Aceitou a mão estendida do rapaz e não fez cerimônia quando ele falou que era hora da primeira refeição do dia.

 

Sehun não foi tomar café da manhã, mas alegou que já tinha tomado e que havia pendências a serem resolvidas. Sendo assim, Irene seguiu pelo corredor até a ampla cozinha. Quando estava há poucos passos desta, ouviu vozes conhecidas, sons de talheres e o cheiro gostoso de café e de pão sendo esquentado. Não demorou para adentrar a cozinha e se deparar com a figura alta de Chanyeol servindo café para Jongdae, que estava sentado diante do maior com um sorriso satisfeito tomando conta do rosto.

— Bom dia, Irene — Chanyeol foi o primeiro a saudá-la, ele ainda servia Jongdae, mas levantou o olhar para ela e a lançou um sorriso bonito. Em seguida, Jongdae a desejou um bom dia cantarolado, aparentemente estava de bom humor.

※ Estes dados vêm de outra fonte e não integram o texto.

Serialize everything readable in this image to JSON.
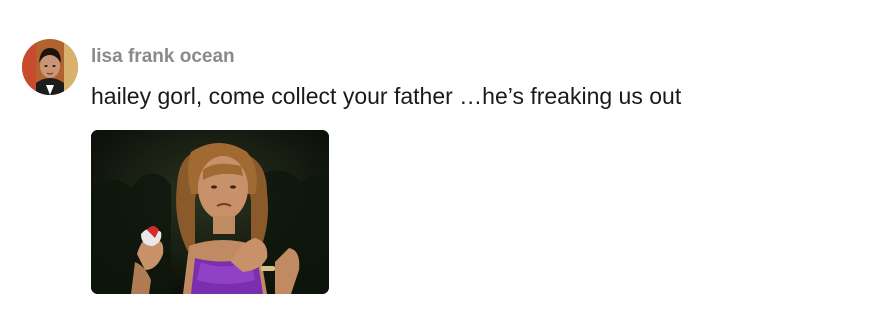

Desejou bom dia para ambos antes de ir em direção a eles.

— Aproveite que Chanyeol está de bom humor e tire o máximo de proveito do lado prendado dele e… AI! — Jongdae exclamou ao mesmo tempo que deu um pulo, gotas de café escorriam pelas costas de sua mão.

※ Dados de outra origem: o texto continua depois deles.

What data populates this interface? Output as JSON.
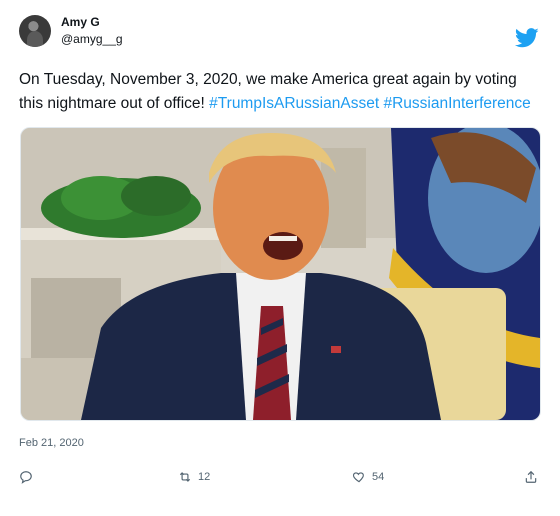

— Ops. — Chanyeol abaixou o bule com um sorrisinho zombeteiro no rosto.

— Seu miserável! — Jongdae gritou e Chanyeol se limitou a encará-lo com uma expressão entretida.

— É raro vê-lo na cozinha nesse horário — Irene interveio antes que a implicância matinal dos dois se aprofundasse. Costumava ver Chanyeol depois das onze da manhã. Até checou o relógio de parede e este a confirmou que passava um pouco das oito.

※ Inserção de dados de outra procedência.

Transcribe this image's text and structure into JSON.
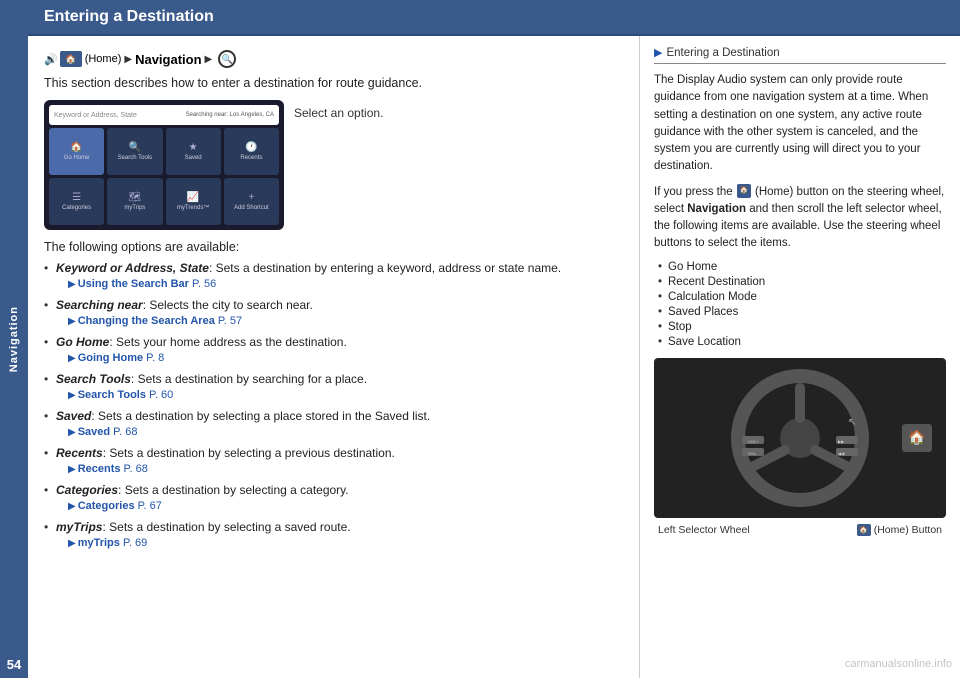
{
  "header": {
    "title": "Entering a Destination"
  },
  "sidebar": {
    "label": "Navigation"
  },
  "page_number": "54",
  "breadcrumb": {
    "home_label": "Home",
    "nav_label": "Navigation"
  },
  "intro": {
    "text": "This section describes how to enter a destination for route guidance."
  },
  "screenshot": {
    "select_option": "Select an option.",
    "search_placeholder": "Keyword or Address, State",
    "search_near": "Searching near: Los Angeles, CA",
    "cells": [
      {
        "icon": "🏠",
        "label": "Go Home"
      },
      {
        "icon": "🔍",
        "label": "Search Tools"
      },
      {
        "icon": "★",
        "label": "Saved"
      },
      {
        "icon": "🕐",
        "label": "Recents"
      },
      {
        "icon": "☰",
        "label": "Categories"
      },
      {
        "icon": "🗺",
        "label": "myTrips"
      },
      {
        "icon": "📈",
        "label": "myTrends™"
      },
      {
        "icon": "+",
        "label": "Add Shortcut"
      }
    ]
  },
  "options_intro": "The following options are available:",
  "options": [
    {
      "term": "Keyword or Address, State",
      "desc": ": Sets a destination by entering a keyword, address or state name.",
      "ref_text": "Using the Search Bar",
      "ref_page": "P. 56"
    },
    {
      "term": "Searching near",
      "desc": ": Selects the city to search near.",
      "ref_text": "Changing the Search Area",
      "ref_page": "P. 57"
    },
    {
      "term": "Go Home",
      "desc": ": Sets your home address as the destination.",
      "ref_text": "Going Home",
      "ref_page": "P. 8"
    },
    {
      "term": "Search Tools",
      "desc": ": Sets a destination by searching for a place.",
      "ref_text": "Search Tools",
      "ref_page": "P. 60"
    },
    {
      "term": "Saved",
      "desc": ": Sets a destination by selecting a place stored in the Saved list.",
      "ref_text": "Saved",
      "ref_page": "P. 68"
    },
    {
      "term": "Recents",
      "desc": ": Sets a destination by selecting a previous destination.",
      "ref_text": "Recents",
      "ref_page": "P. 68"
    },
    {
      "term": "Categories",
      "desc": ": Sets a destination by selecting a category.",
      "ref_text": "Categories",
      "ref_page": "P. 67"
    },
    {
      "term": "myTrips",
      "desc": ": Sets a destination by selecting a saved route.",
      "ref_text": "myTrips",
      "ref_page": "P. 69"
    }
  ],
  "right_column": {
    "section_title": "Entering a Destination",
    "para1": "The Display Audio system can only provide route guidance from one navigation system at a time. When setting a destination on one system, any active route guidance with the other system is canceled, and the system you are currently using will direct you to your destination.",
    "para2_before": "If you press the",
    "para2_home": "(Home) button on the steering wheel, select",
    "para2_nav": "Navigation",
    "para2_after": "and then scroll the left selector wheel, the following items are available. Use the steering wheel buttons to select the items.",
    "list_items": [
      "Go Home",
      "Recent Destination",
      "Calculation Mode",
      "Saved Places",
      "Stop",
      "Save Location"
    ],
    "caption_left": "Left Selector Wheel",
    "caption_right_prefix": "(Home) Button"
  },
  "watermark": "carmanualsonline.info"
}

— Acordei disposto — retrucou com simplicidade. — Peguei no sono cedo noite passada.

— Não teve uma noite muito proveitosa e mesmo assim está de bom humor?! Isso sim é um milagre — Jongdae comentou após limpar a mão suja de café.

— Na verdade, foi proveitosa. Consertei seu relógio, o que estava fazendo um barulho irritante. De nada. 

— Meu herói! — Jongdae exclamou, feliz com a informação.

— Quer que eu te faça um sanduíche, Irene? — Chanyeol perguntou. 

— Adoraria. — Até porque as torradas e o sanduíche de peito de peru com queijo no prato de Jongdae estavam a fazendo salivar.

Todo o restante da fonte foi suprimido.